Hurricane Isaac may be blowing past the Republican convention in Tampa, but the storm still has the potential to do major damage to the GOP brand, and in turn, Mitt Romney.  

Louisiana Gov. Bobby Jindal provides an update on the state's preparations for Tropical Storm Isaac, Sunday, Aug. 26, 2012 at the Office of Homeland Security and Emergency Preparedness. (Patrick Dennis/AP)

Not only has a pack of reporters left the Republican National Convention to cover the hurricane instead of the Romney nominating convention, but the track of the storm puts it on a course eerily similar to that of Hurricane Katrina. 

The weeks after Katrina seven years ago, including FEMA's painfully slow response, marked one of the darkest periods in George W. Bush's presidency and helped lead to a historically low level of Americans' trust in their own government.  

While a Gallup survey shortly after 9/11 had found 60 percent of people feeling they could trust the government "to do what is right always or most of the time," a Pew poll in the wake of Hurricane Katrina found that number had dropped to 31 percent. Today it's down to 22 percent. If Isaac endangers New Orleans, the events could trigger flashbacks for voters of how a small-government Republican president failed to make the federal government function properly at the most basic levels.  

Isaac also gives Democrats an opening, if they want it, to highlight Republicans' recent pattern of trying to slash funds for both FEMA and NOAA, the federal agency that tracks hurricanes and coordinates storm warnings, along with the rest of discretionary spending as a part of their deficit reduction plans. In the fall of 2011, Republicans and Democrats nearly triggered a government shutdown with a fight over FEMA funding. 

Democrats wanted emergency money for FEMA to respond to Hurricane Irene, but Republicans insisted that the new spending be offset by cuts elsewhere in the federal budget, a requirement Republicans had ignored for years under President Bush. Only an announcement from the FEMA director that he could make do with the money he already had averted the shutdown in the end.  

While the GOP members in the House said they were just being responsible with taxpayers' dollars, one Republican disagreed-- Gov. Chris Cristie, who slammed Congress for dragging out emergency funding for his state and others trying to deal with Irene's aftermath.  “Our people are suffering now, and they need support now,” Christie said, according to The Wall Street Journal. “And [Congress] can all go down there and get back to work and figure out budget cuts later.”

Earlier in 2011, the House Appropriations Committee had also voted to cut NOAA's Hurricane Hunter program by 40 percent, while FEMA First Responder grants were cut by $816 million and the FEMA National Pre-disaster Mitigation Fund lost $50 million in the Republican plan.  But does any of this affect the GOP ticket?  It could, since Rep. Paul Ryan's most recent budget also made major cuts to "Function 450" funds, which pay for domestic programs including FEMA.  The Ryan budget passed the House 228 to 191, but died in the Senate.  But the debate over the size and scope of the federal government-- along with who should pay for it all-- has continued and is now the central question in this year's presidential election.  

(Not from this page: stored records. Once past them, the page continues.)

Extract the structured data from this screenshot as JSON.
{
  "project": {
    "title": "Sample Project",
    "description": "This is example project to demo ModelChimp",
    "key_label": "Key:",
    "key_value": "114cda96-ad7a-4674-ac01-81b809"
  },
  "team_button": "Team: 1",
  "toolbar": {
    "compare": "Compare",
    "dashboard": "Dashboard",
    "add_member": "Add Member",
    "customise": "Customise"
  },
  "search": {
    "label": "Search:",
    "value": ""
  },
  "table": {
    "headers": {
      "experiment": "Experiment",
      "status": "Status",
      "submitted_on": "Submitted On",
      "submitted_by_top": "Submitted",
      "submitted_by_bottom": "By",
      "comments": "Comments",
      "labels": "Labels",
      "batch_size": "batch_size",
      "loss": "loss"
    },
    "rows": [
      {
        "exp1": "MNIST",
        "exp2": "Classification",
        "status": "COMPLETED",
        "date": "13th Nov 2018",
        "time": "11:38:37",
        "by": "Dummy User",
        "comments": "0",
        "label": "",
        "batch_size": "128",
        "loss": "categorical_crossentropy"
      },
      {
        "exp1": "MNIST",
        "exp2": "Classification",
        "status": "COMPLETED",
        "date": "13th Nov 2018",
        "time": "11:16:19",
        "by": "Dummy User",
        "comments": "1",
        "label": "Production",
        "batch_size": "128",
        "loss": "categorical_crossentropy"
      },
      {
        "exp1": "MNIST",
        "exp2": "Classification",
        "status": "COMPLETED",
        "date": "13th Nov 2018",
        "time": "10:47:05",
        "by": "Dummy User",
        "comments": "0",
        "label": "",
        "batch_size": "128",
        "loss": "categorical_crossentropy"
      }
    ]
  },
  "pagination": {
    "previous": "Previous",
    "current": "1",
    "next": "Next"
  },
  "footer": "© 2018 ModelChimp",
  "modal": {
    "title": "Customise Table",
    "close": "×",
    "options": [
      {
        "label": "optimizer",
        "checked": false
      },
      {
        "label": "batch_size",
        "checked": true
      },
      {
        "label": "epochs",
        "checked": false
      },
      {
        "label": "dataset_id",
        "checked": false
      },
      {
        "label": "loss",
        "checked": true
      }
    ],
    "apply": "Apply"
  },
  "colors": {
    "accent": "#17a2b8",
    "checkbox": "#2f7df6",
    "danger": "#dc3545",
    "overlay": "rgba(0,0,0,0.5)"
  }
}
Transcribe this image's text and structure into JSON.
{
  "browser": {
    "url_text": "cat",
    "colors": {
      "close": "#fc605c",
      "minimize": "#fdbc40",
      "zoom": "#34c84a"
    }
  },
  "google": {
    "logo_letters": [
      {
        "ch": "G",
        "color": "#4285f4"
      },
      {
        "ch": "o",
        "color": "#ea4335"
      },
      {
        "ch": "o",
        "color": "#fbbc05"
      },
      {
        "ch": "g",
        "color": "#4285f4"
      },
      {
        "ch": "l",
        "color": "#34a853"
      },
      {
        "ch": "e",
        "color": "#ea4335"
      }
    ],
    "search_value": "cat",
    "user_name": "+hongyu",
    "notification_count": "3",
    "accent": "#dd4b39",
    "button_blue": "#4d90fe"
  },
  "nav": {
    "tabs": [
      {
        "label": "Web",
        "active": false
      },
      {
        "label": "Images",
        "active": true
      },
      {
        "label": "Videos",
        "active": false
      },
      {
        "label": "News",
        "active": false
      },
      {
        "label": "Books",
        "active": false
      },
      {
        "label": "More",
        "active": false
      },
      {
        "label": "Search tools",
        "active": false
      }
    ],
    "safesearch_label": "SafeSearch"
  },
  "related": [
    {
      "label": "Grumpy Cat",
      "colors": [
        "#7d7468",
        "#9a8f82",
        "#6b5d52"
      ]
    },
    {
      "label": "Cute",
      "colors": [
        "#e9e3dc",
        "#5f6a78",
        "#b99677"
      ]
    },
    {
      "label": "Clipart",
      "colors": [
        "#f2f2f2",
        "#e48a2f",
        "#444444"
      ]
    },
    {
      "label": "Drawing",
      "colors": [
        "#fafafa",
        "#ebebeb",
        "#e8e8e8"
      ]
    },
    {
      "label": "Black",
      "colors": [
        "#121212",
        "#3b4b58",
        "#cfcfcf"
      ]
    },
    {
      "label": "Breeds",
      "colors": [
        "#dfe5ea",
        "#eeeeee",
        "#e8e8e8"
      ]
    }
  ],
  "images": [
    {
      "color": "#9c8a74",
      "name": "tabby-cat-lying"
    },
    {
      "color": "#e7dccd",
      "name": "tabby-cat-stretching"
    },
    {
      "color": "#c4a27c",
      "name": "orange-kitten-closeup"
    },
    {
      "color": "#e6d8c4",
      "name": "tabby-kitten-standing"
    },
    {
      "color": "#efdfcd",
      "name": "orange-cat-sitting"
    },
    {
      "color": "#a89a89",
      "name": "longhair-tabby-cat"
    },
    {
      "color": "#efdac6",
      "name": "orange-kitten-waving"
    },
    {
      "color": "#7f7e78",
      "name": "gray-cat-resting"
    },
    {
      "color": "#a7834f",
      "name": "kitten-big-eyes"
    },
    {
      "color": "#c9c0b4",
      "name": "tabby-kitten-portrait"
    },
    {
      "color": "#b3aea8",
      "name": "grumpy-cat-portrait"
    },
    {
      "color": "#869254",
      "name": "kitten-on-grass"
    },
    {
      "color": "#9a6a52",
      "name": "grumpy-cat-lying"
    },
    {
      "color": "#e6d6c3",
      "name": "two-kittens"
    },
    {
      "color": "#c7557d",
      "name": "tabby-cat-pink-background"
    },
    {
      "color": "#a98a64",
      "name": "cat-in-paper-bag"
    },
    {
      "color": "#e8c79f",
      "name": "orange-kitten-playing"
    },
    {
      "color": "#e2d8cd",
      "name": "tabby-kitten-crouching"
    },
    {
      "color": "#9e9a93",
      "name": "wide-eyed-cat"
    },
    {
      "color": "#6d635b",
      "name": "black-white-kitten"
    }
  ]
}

While cuts to FEMA could be difficult to explain, a silver lining in the Isaac clouds for Republicans (other than everyone's hope that it loses steam before it makes landfall) is proving to be Louisiana's Gov. Bobby Jindal, a close Romney ally who has built a career on trying to make government function. Jindal announced Monday that he will skip his planned prime-time address to the RNC on Wednesday to stay at home and focus on Isaac preparations and recovery.  "There will be a time for politics later," he told a news conference, where he also laid out evacuations, closures and contingency plans in excruciating detail.

As much as the Bush administration, FEMA's Michael Brown, and New Orleans Mayor Ray Nagin projected incompetence in 2005, Jindal has shown his own steady hand in the storms that have already come to Louisiana.  He has also demonstrated the political acumen to know when people want to talk politics, and when-- even during his party's biggest event this election cycle-- people want to see leadership from their elected officials and competence from the government they pay for.  

"My priority is the safety of our people," Jindal said Sunday. "I'm not going anywhere."

That's a message Democrats and Republicans would both do well to repeat.